The data for this AE is from the Credit data set in the ISLR2 R package. It is a simulated data set of 400 credit card customers. We will focus on the following variables:

Predictors

  • Income: Annual income (in 1000’s of US dollars)
  • Rating: Credit Rating

Response

  • Limit: Credit limit

Analysis goal

The goals of this analysis are to fit a linear regression model that has the following predictors:

  • Income
  • Rating
  • An interaction term between the two

Exercise 0

What is a credit rating and what is a credit limit as it applies to a credit card? The primary credit rating in the US is called a FICO score. Based on the data, do you think that Rating corresponds to the borrower’s FICO score?

Exercise 1

Use the function ggpairs from the GGally package (already loaded) to create a matrix of plots and correlations for our three variables of interest.
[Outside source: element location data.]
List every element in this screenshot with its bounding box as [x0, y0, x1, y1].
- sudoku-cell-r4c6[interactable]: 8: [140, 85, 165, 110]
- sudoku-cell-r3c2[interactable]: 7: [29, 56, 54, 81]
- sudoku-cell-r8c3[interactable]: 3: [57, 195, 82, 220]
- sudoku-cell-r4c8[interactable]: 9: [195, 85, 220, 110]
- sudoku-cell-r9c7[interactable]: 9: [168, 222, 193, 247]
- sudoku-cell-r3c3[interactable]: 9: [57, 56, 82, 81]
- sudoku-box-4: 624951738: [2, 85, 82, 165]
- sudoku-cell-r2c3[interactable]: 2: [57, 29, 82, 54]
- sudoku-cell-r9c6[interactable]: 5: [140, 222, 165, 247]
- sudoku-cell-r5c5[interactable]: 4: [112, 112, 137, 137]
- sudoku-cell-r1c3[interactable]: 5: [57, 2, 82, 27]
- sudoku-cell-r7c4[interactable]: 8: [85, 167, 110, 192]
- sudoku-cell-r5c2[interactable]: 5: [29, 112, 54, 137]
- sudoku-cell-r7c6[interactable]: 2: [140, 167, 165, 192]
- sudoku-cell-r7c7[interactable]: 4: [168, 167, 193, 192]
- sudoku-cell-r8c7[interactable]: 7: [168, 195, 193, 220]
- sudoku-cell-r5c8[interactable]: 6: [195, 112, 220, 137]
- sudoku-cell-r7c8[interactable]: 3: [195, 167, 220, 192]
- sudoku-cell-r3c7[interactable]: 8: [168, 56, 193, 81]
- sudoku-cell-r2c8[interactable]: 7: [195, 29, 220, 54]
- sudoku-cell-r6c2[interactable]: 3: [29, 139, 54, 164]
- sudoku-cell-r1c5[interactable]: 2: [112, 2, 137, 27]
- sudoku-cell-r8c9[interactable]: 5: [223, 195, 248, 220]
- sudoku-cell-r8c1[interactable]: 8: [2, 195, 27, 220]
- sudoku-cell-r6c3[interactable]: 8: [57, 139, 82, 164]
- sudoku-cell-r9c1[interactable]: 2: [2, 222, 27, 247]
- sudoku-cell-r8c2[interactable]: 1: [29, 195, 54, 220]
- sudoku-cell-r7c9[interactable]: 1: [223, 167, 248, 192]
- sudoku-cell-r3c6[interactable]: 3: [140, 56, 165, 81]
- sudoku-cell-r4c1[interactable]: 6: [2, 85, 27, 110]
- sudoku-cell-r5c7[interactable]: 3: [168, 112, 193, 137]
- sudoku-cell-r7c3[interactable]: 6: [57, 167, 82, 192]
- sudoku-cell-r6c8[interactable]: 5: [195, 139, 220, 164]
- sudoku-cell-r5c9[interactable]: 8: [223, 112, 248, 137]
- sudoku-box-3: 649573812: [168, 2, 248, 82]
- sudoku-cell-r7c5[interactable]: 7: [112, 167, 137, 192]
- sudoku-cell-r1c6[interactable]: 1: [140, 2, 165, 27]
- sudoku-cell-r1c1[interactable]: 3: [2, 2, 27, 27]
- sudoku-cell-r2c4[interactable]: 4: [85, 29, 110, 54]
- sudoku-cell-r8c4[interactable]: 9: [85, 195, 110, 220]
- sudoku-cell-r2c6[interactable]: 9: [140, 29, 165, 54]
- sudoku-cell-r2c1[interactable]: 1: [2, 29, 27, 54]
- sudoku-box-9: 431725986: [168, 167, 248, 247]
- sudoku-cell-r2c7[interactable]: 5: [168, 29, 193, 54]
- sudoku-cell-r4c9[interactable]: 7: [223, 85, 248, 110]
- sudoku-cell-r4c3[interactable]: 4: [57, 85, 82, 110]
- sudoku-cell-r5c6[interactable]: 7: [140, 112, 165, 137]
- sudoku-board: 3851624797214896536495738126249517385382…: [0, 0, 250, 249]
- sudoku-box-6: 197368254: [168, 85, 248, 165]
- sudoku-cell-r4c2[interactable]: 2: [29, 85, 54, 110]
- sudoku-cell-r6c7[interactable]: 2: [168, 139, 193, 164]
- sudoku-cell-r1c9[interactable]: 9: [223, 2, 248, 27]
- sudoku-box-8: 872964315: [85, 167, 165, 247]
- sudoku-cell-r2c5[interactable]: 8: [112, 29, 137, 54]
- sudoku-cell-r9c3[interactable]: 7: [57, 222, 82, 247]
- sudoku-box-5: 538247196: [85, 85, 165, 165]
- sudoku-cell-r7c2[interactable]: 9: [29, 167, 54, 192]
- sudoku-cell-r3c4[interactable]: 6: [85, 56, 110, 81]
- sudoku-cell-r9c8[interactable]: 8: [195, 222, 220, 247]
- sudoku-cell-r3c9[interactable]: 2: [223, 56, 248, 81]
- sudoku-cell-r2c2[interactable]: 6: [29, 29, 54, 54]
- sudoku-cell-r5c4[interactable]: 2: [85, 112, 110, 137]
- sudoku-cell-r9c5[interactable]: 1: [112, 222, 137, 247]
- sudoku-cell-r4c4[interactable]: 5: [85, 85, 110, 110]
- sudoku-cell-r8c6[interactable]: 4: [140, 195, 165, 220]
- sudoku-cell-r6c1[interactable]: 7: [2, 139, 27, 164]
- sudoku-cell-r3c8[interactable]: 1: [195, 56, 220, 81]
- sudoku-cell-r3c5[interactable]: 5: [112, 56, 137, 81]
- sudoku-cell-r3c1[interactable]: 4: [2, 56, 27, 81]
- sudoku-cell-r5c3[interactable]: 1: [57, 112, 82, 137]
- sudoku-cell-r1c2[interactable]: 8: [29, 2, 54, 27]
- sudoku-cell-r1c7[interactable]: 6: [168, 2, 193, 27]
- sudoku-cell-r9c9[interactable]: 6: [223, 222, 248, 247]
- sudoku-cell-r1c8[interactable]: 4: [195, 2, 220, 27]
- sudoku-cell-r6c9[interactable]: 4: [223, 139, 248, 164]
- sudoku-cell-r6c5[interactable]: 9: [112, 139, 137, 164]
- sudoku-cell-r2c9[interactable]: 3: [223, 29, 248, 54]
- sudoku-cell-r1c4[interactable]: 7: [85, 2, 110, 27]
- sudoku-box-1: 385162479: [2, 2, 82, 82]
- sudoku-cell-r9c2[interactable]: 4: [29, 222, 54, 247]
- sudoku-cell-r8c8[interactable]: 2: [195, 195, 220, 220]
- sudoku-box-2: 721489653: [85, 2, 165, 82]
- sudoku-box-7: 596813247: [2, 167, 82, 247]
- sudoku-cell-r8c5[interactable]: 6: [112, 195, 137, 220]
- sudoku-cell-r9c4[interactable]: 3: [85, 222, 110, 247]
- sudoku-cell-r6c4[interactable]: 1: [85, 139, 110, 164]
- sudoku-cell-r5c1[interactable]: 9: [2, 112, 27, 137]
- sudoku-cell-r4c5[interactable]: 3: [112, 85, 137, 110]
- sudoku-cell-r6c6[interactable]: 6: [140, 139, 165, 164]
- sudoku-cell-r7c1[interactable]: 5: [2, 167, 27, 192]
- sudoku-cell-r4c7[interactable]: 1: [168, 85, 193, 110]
Note that you will have to use select to select the four columns you are interested in. Which variable do you think will be the best predictor of Limit?

Exercise 1B (Optional)

If you have extra time, examine the variables individually and comment on anything that you think is relevant.

Exercise 2

Fit a linear model with just Income as the predictor and get the p-value associated with it’s coefficient. Is it statistically significant?

Exercise 3

Fit a linear model with just Rating as the predictor and get the p-value associated with it’s coefficient. Is it statistically significant?

Exercise 4

Fit a model with both Income and Rating as predictors. Find a spot on the white board to write down an equation representing the fitted model. How do the coefficients and p-values of Income and Rating compare to those in the two models above? Discuss what you see and the possible reasons you see them.

Exercise 5

Interpret all coefficients in the model.

Exercise 6

What is the predicted credit limit for an single borrower with a credit rating of 700 and an annual income of $59,000? Include a 90% confidence interval. Hint: make a new tibble and use the predict function. How would you interpret this interval in context?

Exercise 7

Add an interaction term between Rating and Income. Interpret all coefficients in context. What do you notice about the p-values now?

Exercise 8

What is the predicted credit limit for an single borrower with a credit rating of 700 and an annual income of $59,000? Include a 90% confidence interval. How does it compare to your answer to Exercise 6.

Exercise 9 (Optional)

Note that this data set only considers borrowers who have actually been granted loans. How does this impact the generalizability of our analysis?

To submit the AE

Important
  • Render the document to produce the PDF with all of your work from today’s class.
  • Upload your QMD and PDF files to the Canvas assignment.